Sadece iki hafta önce Bahçedeki Sandal albümünü dinliyordum. İki hafta sonra güzel, güneşli bir sonbahar gününde, Moda sahilindeyken çaldı telefonumuz. Tanju’nun kaza geçirdiği söyleniyordu. Niğde’de, dağlarda olduğunu biliyorduk ama ne kazası geçirmişti? Trafik kazası mı, dağda mı başına bir şey gelmişti, durumu ağır mıydı? Durumu ağır demişti telefondaki ses ama haberler alıcıya gelene kadar değişmez miydi? Durumlar abartılmaz mıydı böylesi anlarda? Çaresiz yeni bir haber beklemeye başladık. Telefonumuzun yeniden çalmasının üzerinden çok geçmedi. Kara haber tez duyulur sözünü doğrularcasına hepimiz hızla öğrendik onu kaybettiğimizi.

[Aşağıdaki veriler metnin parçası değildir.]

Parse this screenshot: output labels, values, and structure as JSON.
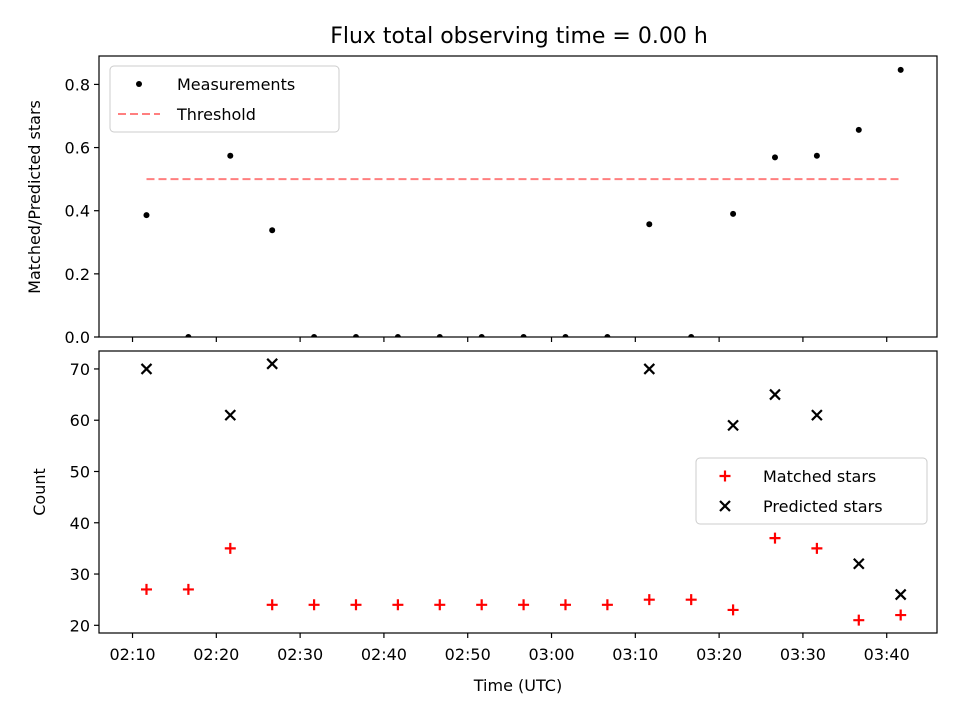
{
  "figure_title": "Flux total observing time = 0.00 h",
  "chart_data": [
    {
      "type": "scatter",
      "title": "Flux total observing time = 0.00 h",
      "xlabel": "",
      "ylabel": "Matched/Predicted stars",
      "xlim": [
        "02:06",
        "03:46"
      ],
      "ylim": [
        0.0,
        0.89
      ],
      "yticks": [
        0.0,
        0.2,
        0.4,
        0.6,
        0.8
      ],
      "ytick_labels": [
        "0.0",
        "0.2",
        "0.4",
        "0.6",
        "0.8"
      ],
      "legend_position": "upper-left",
      "series": [
        {
          "name": "Measurements",
          "marker": "dot",
          "color": "#000000",
          "x": [
            "02:11:40",
            "02:16:40",
            "02:21:40",
            "02:26:40",
            "02:31:40",
            "02:36:40",
            "02:41:40",
            "02:46:40",
            "02:51:40",
            "02:56:40",
            "03:01:40",
            "03:06:40",
            "03:11:40",
            "03:16:40",
            "03:21:40",
            "03:26:40",
            "03:31:40",
            "03:36:40",
            "03:41:40"
          ],
          "y": [
            0.386,
            0.0,
            0.574,
            0.338,
            0.0,
            0.0,
            0.0,
            0.0,
            0.0,
            0.0,
            0.0,
            0.0,
            0.357,
            0.0,
            0.39,
            0.569,
            0.574,
            0.656,
            0.846
          ]
        },
        {
          "name": "Threshold",
          "marker": "dashed-line",
          "color": "#ff7f7f",
          "x": [
            "02:11:40",
            "03:41:40"
          ],
          "y": [
            0.5,
            0.5
          ]
        }
      ]
    },
    {
      "type": "scatter",
      "title": "",
      "xlabel": "Time (UTC)",
      "ylabel": "Count",
      "xlim": [
        "02:06",
        "03:46"
      ],
      "ylim": [
        18.5,
        73.5
      ],
      "yticks": [
        20,
        30,
        40,
        50,
        60,
        70
      ],
      "ytick_labels": [
        "20",
        "30",
        "40",
        "50",
        "60",
        "70"
      ],
      "xticks": [
        "02:10",
        "02:20",
        "02:30",
        "02:40",
        "02:50",
        "03:00",
        "03:10",
        "03:20",
        "03:30",
        "03:40"
      ],
      "legend_position": "center-right",
      "series": [
        {
          "name": "Matched stars",
          "marker": "plus",
          "color": "#ff0000",
          "x": [
            "02:11:40",
            "02:16:40",
            "02:21:40",
            "02:26:40",
            "02:31:40",
            "02:36:40",
            "02:41:40",
            "02:46:40",
            "02:51:40",
            "02:56:40",
            "03:01:40",
            "03:06:40",
            "03:11:40",
            "03:16:40",
            "03:21:40",
            "03:26:40",
            "03:31:40",
            "03:36:40",
            "03:41:40"
          ],
          "y": [
            27,
            27,
            35,
            24,
            24,
            24,
            24,
            24,
            24,
            24,
            24,
            24,
            25,
            25,
            23,
            37,
            35,
            21,
            22
          ]
        },
        {
          "name": "Predicted stars",
          "marker": "cross",
          "color": "#000000",
          "x": [
            "02:11:40",
            "02:21:40",
            "02:26:40",
            "03:11:40",
            "03:21:40",
            "03:26:40",
            "03:31:40",
            "03:36:40",
            "03:41:40"
          ],
          "y": [
            70,
            61,
            71,
            70,
            59,
            65,
            61,
            32,
            26
          ]
        }
      ]
    }
  ]
}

Biz yolumuza devam ederken bir kez daha bir arkadaşımızı arkamızda bırakıyoruz. Şimdi aklımda “daha yapacak çok işi, gezecek çok yeri, keşfedecek çok rengi, söyleyecek çok sözü, duygularımızı yine ele geçirecek çok notası vardı” düşüncesi dolaşıyor sadece. İşte bu yokluk ve büyük bir boşluk demek. Hayatın öğrettiği gibi çaresiz bu boşluk duygusunu kabullenerek, minnet duygusuyla, ona “güle güle Tanju” diyebiliyorum.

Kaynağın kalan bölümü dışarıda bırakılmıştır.